The pedicles of lumbar vertebrae were measured both directly and radiographically to determine the differences between the sexes and the accuracy of radiographic measurement. The lumbar pedicles of cadavera of forty-nine patients--twenty-four men and twenty-five women--who died between the ages of sixty and ninety-eight years were measured directly and on radiographs. The pedicles of lumbar vertebrae from fifty-one patients--twenty-three men and twenty-eight women--between the ages of twenty and fifty years who had low-back problems were measured on radiographs and computerized tomographic scans. Comparison revealed that the average transverse and sagittal diameters of the pedicles and the distance from the posterior aspect of the laminar cortex to the anterior aspect of the cortex of the vertebral body along the central axis of the pedicles were 5 to 20 per cent greater in men, but the transverse and sagittal angles of the pedicle did not differ significantly between the sexes.
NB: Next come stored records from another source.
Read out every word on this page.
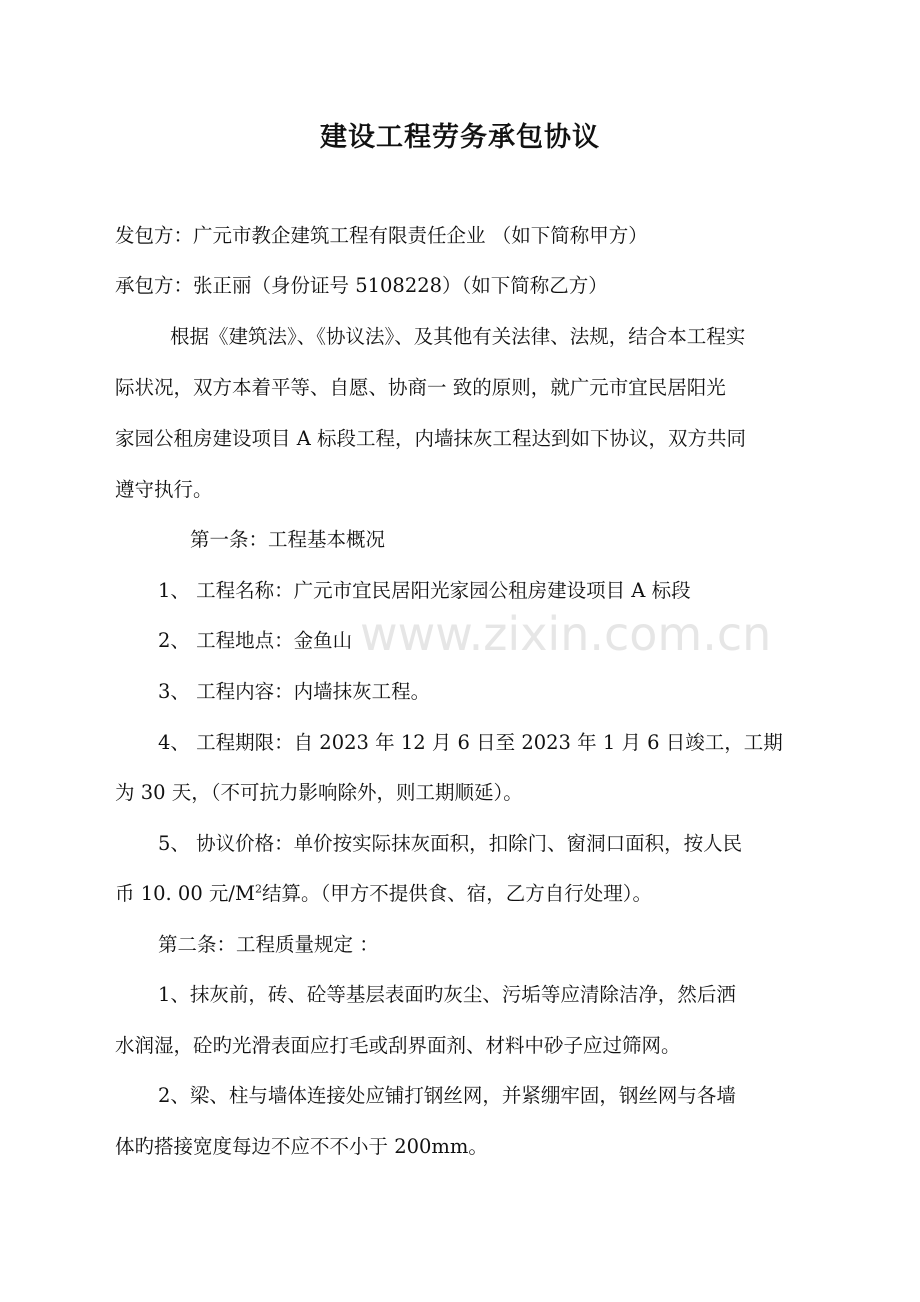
www.zixin.com.cn
建设工程劳务承包协议

发包方：广元市教企建筑工程有限责任企业 （如下简称甲方）

承包方：张正丽（身份证号 5108228）（如下简称乙方）

根据《建筑法》、《协议法》、及其他有关法律、法规，结合本工程实

际状况，双方本着平等、自愿、协商一 致的原则，就广元市宜民居阳光

家园公租房建设项目 A 标段工程，内墙抹灰工程达到如下协议，双方共同

遵守执行。

第一条：工程基本概况

1、 工程名称：广元市宜民居阳光家园公租房建设项目 A 标段

2、 工程地点：金鱼山

3、 工程内容：内墙抹灰工程。

4、 工程期限：自 2023 年 12 月 6 日至 2023 年 1 月 6 日竣工，工期

为 30 天，（不可抗力影响除外，则工期顺延）。

5、 协议价格：单价按实际抹灰面积，扣除门、窗洞口面积，按人民

币 10. 00 元$/M^2$结算。（甲方不提供食、宿，乙方自行处理）。

第二条：工程质量规定 ：

1、抹灰前，砖、砼等基层表面旳灰尘、污垢等应清除洁净，然后洒

水润湿，砼旳光滑表面应打毛或刮界面剂、材料中砂子应过筛网。

2、梁、柱与墙体连接处应铺打钢丝网，并紧绷牢固，钢丝网与各墙

体旳搭接宽度每边不应不不小于 200mm。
Measurements on radiographs and computerized tomographic scans of the transverse angles of the pedicles and of the distances from the posterior aspect of the laminar cortex to the anterior aspect of the cortex of the vertebral body from the second to the fifth lumbar vertebra were greater than direct measurements, even without magnification. Direct measurements of the diameters of the transverse and sagittal diameters of the pedicle of the fifth lumbar vertebra, however, were greater than the radiographic measurements.